その頃、いつも僕らの後に付いたり先行したりして同様に山中を歩いていた犬が、山の斜面を下りようかという時に猿がいるのを見つけて追いかけ出したことがあった。僕はそれを止めようと彼の名前を一生懸命叫んだけれど、当人は猿を追うのに夢中で聞く風でなく、そのままにしておくと戻ってくるのに時間がかかりそうだったから僕も彼の後を追いかけた。すると、ちょっと先の方で木の上にいる数匹の猿を見上げて吠える犬の周囲に、他にも猿の姿がチラホラと見えて、僕は、「これはもしかすると自分も猿に攻撃されるんじゃないか」と怖くなり、最後に犬についてくるように言ってからそっとそこを離れて斜面を降り、車まで戻った。
先に戻っていた父親に経過を話して、もう一度二人して大きな声で山に向かって犬の名を呼ぶけれど、「ワンッワンッ」という威嚇の声は聞こえても、全く戻って来る気配がなかったので、仕方なく彼をそのまま山に置いていったん家に戻ることにした。夕方、再びそこへ戻ってみると、犬は墓地の水飲み場に巧みに前足を置いて、一生懸命水を飲んでいた。あきれて「おい、お前!」と呼ぶと、こちらを向いてうれしそうに駆け寄ってきた。

今日行ったその場所は、20年前とそんなに変わりなく思えたけれど、当時から道沿いにあった墓地はさらに拡張されて、イノシシを避けるフェンスが設けられていた。父はフェンスにかけられていた区画図を見ながら場所を伝えたので、僕らは車を降りてそこを見に行った。まだ何にも立っていないけれど、方形に石で囲まれ雑草も取り除かれている。父親は「これは、誰かが草引きしてくれはったんやなあ」と言う。やがて、自分たちの場所の世話をしに来られたお父さんとその息子さんたちが、石をきれいにしたり水を汲んできて花をいけたりされ始めて、誰にでも気さくに話しかける父親は「どちらから?」とか話を始めた。紐もつけないで連れて来た犬が、おそれていた通り、その方々の周りを無作法に歩き回り、呼んでもなかなか捕まえようとさせない。最後にはバケツに汲んでおかれた水も飲もうとするのでほんとうに恥ずかしかった。

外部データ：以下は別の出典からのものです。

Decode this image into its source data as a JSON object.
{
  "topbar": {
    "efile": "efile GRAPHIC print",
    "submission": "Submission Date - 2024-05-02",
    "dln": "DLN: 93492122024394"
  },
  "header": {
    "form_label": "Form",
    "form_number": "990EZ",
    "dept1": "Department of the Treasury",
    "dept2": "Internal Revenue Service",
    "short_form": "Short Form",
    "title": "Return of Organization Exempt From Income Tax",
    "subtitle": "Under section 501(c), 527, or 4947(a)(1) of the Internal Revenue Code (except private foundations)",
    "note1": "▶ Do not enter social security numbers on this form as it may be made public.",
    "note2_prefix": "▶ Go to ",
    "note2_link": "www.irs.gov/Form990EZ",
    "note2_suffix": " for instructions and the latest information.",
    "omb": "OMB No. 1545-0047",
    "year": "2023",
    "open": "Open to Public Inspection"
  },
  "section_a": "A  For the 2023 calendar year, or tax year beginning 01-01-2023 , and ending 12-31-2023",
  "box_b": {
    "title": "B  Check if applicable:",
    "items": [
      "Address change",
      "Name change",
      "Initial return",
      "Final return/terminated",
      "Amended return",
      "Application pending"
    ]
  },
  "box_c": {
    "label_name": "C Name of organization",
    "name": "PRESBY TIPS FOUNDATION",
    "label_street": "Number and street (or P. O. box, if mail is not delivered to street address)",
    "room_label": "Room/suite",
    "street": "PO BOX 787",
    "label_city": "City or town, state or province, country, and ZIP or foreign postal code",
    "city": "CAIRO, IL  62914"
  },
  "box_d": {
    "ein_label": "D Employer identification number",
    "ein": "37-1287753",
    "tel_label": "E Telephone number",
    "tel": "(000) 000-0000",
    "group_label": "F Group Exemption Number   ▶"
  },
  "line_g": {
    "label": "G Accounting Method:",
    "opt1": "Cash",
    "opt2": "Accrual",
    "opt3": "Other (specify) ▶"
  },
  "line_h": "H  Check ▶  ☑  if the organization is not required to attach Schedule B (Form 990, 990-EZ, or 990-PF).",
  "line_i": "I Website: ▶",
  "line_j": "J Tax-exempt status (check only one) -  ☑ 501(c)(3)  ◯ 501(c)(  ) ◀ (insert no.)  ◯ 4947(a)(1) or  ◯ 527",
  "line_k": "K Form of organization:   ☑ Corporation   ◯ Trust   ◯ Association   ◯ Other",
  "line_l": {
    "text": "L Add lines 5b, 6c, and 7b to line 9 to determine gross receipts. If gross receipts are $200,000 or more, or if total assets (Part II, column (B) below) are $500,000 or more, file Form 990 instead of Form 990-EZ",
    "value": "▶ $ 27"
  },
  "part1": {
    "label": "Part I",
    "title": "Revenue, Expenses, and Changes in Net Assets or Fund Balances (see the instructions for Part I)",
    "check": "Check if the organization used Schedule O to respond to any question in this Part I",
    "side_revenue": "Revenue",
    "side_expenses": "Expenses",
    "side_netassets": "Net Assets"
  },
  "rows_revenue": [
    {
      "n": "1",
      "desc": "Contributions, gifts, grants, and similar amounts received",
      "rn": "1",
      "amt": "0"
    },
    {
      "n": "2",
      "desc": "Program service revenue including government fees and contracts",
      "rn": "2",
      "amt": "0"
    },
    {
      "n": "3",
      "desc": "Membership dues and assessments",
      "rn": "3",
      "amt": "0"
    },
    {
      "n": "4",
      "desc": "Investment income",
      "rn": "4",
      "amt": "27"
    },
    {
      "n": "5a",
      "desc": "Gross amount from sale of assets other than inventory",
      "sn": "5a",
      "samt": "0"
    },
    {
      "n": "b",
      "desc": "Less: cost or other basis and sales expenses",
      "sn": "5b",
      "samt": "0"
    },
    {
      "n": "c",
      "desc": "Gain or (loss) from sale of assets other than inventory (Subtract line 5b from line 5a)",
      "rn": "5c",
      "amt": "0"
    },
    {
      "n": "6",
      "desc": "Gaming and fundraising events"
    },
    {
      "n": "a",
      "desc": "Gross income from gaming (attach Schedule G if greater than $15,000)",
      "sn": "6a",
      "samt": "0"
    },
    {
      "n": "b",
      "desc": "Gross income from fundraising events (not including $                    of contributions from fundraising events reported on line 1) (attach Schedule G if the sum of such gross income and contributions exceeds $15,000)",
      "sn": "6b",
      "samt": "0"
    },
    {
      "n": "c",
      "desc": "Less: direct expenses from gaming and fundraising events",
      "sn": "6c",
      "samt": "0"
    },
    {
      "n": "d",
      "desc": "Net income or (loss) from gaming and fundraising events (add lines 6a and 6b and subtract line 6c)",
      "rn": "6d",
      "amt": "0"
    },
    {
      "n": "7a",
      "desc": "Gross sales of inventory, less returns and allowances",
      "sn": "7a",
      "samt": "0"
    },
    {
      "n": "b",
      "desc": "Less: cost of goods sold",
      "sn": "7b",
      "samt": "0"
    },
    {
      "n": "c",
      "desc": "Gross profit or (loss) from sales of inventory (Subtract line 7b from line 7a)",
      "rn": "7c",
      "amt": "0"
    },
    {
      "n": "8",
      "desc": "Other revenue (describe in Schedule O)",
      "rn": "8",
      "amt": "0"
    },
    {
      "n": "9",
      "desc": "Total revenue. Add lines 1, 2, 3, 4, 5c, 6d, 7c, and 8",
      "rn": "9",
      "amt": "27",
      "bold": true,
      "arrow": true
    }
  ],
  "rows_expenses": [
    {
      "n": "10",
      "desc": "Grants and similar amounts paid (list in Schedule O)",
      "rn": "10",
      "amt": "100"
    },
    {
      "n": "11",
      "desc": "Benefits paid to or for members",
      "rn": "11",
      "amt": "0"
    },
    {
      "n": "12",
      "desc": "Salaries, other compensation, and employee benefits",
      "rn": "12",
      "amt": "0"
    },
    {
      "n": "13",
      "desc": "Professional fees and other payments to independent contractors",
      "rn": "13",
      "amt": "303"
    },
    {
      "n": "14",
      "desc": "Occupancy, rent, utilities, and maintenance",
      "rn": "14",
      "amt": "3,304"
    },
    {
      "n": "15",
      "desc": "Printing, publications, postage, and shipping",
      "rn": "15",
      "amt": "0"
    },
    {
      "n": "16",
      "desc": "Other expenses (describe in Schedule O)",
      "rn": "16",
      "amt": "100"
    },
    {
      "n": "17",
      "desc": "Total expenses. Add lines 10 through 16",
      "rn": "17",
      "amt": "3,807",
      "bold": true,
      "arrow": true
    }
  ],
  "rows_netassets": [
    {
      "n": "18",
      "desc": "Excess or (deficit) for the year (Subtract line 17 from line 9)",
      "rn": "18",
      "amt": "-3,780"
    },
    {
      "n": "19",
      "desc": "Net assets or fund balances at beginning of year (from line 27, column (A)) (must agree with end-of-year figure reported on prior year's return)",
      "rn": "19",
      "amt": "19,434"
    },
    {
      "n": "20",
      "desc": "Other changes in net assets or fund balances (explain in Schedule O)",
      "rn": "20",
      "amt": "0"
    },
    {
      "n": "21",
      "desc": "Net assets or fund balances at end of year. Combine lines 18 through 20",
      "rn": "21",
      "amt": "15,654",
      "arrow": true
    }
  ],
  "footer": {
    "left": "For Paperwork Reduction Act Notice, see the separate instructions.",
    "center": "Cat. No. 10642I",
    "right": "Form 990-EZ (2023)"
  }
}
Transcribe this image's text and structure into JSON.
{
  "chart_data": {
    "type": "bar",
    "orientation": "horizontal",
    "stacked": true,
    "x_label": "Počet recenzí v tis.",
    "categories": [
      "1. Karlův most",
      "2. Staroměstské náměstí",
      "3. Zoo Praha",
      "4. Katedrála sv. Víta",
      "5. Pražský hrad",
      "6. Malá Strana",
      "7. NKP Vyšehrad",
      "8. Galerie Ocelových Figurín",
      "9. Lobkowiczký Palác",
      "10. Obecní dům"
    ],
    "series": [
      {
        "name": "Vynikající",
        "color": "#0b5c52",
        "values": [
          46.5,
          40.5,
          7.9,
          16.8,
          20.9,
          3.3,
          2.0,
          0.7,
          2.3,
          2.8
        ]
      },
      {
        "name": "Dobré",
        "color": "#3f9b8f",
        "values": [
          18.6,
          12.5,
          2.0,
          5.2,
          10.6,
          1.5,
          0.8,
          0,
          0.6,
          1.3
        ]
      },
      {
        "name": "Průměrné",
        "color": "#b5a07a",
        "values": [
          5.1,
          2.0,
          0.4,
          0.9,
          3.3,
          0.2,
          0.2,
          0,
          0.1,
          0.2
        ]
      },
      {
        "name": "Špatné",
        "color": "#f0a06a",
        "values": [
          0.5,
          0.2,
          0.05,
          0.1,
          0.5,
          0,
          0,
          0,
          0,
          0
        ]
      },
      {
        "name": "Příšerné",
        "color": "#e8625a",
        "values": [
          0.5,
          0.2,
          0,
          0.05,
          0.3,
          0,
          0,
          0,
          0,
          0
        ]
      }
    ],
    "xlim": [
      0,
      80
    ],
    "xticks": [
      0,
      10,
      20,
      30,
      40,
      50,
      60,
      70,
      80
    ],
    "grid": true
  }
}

僕は、物事を進めるとき、たいてい衝動的に進めてしまう。計画的に何かをする、のが苦手だ。試験勉強も追いつめられて一夜漬けで臨むことが多かったし、小学生の頃は夏休みに家でのんびりと過ごし過ぎて、宿題に何一つ手をつけていないのに、ある日ふとカレンダーを見たら休みがあと数日しか残っていないのを見て震撼としたのを想い出す。そして、たいてい休み中に宿題を終わらせることが出来ず、学校が始まってからだましだましやったり、結局できなかったりした。
「計画的に物事を進めるのが苦手」な割には「先の見通しが立たないと不安が強くなる」という性質もあるので、この相矛盾した傾向のために小さな頃から苦しめられた。
お借りしている父の庭の家に戻ると疲れが出てきて、横になったらそのまま夕方まで寝ていた。起きると、父は玄関先を掃いて庭に水を撒いていた。そのまま夕方の買い物をして、暑いのにうどんと、鶏や白菜、水菜を入れた鍋を作った。僕は味の感覚がよくわからなくなってしまっていて、かなり薄めだったらしく、母親が最後にだし汁を入れてうまく食べれるように調節をしていた。